The Cook-Off also marked a renewed collaboration between Friends of Windjammer Days and Boothbay Harbor Region Chamber of Commerce. Executive Director Lisa Walby emceed and BHRCC board of directors members Doug Goldhirsch, Jason Denby, Joanna Breen and Julie Roberts bused tables until Rose revealed Farrin was the judges’ choice for Best Crab Cake.
Said Rose, “What it all came down to was a 0.5 difference in the score. (It was) an extremely elegant presentation, the flavors were bright and fresh, the crab flavor really came through, it was well balanced. The way the other ingredients were plated and presented gave the eater lots of options how they wanted to add flavor to their crab cake.”
Walby announced Koplau as the peoples’ choice winner with 19 votes out of 40. “Most mouth watering crab cake – that's what we're going for,” said Walby.
Each chef gave insight to their dish.

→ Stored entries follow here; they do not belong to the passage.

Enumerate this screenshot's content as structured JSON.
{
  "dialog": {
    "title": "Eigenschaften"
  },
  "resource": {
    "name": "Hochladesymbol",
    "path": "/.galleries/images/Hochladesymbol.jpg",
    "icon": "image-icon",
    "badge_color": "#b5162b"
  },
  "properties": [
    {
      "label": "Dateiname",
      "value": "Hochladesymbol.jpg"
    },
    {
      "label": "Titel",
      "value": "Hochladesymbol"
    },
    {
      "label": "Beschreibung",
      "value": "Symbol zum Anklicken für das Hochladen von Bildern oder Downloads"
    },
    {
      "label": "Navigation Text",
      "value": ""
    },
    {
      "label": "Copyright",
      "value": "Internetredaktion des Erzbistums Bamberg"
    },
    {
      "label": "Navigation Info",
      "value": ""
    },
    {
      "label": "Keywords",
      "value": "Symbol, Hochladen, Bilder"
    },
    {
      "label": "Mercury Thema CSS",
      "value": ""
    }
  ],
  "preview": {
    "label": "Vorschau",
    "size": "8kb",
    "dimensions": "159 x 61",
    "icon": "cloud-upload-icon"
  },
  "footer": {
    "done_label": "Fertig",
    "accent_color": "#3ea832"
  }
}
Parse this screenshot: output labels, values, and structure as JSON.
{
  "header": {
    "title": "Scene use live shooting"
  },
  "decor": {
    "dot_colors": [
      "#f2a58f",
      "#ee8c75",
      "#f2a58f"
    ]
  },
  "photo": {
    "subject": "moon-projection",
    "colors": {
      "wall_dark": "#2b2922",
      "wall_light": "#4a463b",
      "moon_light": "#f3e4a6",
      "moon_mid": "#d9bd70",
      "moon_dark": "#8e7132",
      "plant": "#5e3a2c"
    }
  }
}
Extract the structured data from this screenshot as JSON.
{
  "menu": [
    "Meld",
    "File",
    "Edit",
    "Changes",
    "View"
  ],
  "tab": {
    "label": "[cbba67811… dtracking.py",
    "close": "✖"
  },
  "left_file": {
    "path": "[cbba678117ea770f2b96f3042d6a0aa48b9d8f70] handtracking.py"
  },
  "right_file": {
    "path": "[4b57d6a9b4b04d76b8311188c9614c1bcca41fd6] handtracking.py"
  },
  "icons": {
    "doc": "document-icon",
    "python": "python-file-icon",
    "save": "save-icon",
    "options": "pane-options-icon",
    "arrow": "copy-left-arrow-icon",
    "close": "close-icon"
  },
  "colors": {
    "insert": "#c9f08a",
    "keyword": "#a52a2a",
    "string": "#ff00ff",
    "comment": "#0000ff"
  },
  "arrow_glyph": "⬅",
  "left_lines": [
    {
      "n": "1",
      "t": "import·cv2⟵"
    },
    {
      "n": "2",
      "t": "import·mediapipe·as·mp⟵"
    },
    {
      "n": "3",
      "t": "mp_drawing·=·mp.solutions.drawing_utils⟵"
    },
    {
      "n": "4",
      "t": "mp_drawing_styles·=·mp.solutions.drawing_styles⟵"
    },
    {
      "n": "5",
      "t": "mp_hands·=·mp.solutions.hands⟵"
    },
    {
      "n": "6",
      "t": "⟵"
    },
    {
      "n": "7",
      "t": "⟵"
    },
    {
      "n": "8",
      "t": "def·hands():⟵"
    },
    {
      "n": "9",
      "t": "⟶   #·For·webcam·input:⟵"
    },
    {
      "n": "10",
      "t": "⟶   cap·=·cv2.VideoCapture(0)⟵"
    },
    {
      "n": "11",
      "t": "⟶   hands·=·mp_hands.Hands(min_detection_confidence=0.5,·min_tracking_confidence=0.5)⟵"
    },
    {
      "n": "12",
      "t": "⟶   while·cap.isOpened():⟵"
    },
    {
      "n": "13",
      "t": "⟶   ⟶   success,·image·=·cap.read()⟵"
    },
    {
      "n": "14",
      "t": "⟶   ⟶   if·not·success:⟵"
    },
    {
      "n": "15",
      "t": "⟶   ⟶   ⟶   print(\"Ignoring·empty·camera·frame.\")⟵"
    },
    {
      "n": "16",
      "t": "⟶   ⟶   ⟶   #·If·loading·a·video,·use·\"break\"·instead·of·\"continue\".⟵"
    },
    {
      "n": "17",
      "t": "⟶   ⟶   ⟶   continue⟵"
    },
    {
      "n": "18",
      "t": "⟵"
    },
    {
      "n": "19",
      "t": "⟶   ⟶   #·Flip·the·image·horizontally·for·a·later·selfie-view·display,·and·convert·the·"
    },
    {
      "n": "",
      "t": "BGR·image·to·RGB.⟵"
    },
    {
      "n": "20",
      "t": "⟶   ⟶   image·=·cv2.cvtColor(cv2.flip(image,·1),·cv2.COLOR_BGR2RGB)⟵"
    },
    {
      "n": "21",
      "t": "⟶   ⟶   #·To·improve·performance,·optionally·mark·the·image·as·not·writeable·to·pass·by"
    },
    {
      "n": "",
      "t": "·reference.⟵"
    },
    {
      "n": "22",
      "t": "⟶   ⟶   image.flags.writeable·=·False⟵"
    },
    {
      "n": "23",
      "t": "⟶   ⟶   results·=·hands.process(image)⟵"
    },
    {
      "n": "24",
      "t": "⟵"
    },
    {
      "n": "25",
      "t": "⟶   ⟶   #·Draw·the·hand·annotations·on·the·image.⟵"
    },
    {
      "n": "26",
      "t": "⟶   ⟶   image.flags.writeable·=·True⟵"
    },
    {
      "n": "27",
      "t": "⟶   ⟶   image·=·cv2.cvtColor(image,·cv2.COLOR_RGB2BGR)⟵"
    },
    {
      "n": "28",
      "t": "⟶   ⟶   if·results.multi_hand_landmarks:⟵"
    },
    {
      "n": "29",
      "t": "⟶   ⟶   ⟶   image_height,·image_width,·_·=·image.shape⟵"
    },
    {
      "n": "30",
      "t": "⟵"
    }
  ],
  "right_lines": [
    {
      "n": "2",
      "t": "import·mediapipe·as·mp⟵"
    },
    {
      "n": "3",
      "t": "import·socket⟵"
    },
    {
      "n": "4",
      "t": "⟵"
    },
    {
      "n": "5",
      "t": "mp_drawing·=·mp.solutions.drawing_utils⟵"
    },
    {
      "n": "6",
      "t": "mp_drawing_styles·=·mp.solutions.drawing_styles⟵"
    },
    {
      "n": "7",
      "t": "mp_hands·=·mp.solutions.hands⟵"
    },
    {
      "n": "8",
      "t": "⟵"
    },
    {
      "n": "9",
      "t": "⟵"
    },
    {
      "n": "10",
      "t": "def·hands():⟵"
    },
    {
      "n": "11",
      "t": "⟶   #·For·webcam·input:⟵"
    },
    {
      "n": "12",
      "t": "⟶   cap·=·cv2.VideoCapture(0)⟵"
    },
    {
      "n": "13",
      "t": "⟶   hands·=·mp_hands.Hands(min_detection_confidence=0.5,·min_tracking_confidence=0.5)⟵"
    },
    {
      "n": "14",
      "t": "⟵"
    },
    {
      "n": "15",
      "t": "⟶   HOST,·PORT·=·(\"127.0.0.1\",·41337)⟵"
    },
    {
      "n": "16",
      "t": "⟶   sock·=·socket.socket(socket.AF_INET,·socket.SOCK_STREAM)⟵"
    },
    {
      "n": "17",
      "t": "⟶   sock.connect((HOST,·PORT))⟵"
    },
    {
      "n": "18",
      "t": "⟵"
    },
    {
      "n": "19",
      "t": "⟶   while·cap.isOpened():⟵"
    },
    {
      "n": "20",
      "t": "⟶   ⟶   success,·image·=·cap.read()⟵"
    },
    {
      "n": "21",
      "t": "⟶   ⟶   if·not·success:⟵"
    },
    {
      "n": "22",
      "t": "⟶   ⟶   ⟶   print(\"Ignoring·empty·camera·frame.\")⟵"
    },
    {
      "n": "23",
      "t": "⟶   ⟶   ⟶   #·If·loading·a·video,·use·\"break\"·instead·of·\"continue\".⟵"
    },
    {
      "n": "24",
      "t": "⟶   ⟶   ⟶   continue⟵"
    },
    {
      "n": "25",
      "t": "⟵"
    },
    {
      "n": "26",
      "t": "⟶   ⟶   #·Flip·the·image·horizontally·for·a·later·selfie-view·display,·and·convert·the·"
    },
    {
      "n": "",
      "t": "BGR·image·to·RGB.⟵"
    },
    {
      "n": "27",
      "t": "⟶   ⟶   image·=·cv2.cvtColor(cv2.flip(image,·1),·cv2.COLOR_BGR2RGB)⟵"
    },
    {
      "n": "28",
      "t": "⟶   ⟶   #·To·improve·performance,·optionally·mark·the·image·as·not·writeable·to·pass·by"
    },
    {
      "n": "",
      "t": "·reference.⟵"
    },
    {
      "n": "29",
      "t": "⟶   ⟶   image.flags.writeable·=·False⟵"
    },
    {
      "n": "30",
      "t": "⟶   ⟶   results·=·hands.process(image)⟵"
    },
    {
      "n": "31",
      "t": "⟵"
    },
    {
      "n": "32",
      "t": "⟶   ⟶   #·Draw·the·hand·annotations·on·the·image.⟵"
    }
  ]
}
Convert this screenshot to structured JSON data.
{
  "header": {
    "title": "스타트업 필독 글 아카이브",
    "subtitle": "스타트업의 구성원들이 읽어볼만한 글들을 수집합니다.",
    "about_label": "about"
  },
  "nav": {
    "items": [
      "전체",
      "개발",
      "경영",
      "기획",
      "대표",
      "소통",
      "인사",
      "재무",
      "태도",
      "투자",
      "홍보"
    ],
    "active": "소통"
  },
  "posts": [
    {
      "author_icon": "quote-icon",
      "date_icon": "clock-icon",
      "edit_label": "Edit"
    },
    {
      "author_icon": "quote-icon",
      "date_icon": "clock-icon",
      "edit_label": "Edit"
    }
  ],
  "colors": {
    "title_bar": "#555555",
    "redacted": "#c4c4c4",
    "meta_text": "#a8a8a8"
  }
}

Koplau said his “simple recipe” consisted of carmelized shallots, bacon crumbs, the “usual culprits” for the cake to keep the creamy consistency most prefer, topped with pickled fiddleheads and ramps, tomato jam and a little blistered pepper aioli.
Nguyen said his crabmeat was also sourced locally, seared with red pepper, celery and a lot of lemon zest and was accompanied with a tomato vinaigrette and marinated cucumbers. The secret ingredient? Philadelphia Cream Cheese. Said Nguyen, “Hey, I'm from Pennsylvania, so I had to put a little something from there.”
Smith said he took a rare departure for an Asian inspired crabcake akin to the classic crab imperial inside rice paper with a panko crunch. “I'm from the Chesapeake area, Delaware. So, crab cake, crab cake, crab cake, crab cake, crab cake. I decided to do something as far outside the box as possible and stay away from the traditional crab cakes I'm used to.”
Farrin also professed a simple recipe consisting of celery, onion, Old Bay Seasoning and fresh-picked crab brought in the same morning. “We put a little chipotle aioli on there, some crispy thyme … paprika, chive oil and a lot of love.”
Said Rose, “We always joke when we do events like this that it's such a tough job, but honest to god – it's such a tough job. I think the real winner is Boothbay Harbor when your town has this for talent … They were all so beautifully presented, all so tasty and we were getting so full because we wanted to eat all of it.”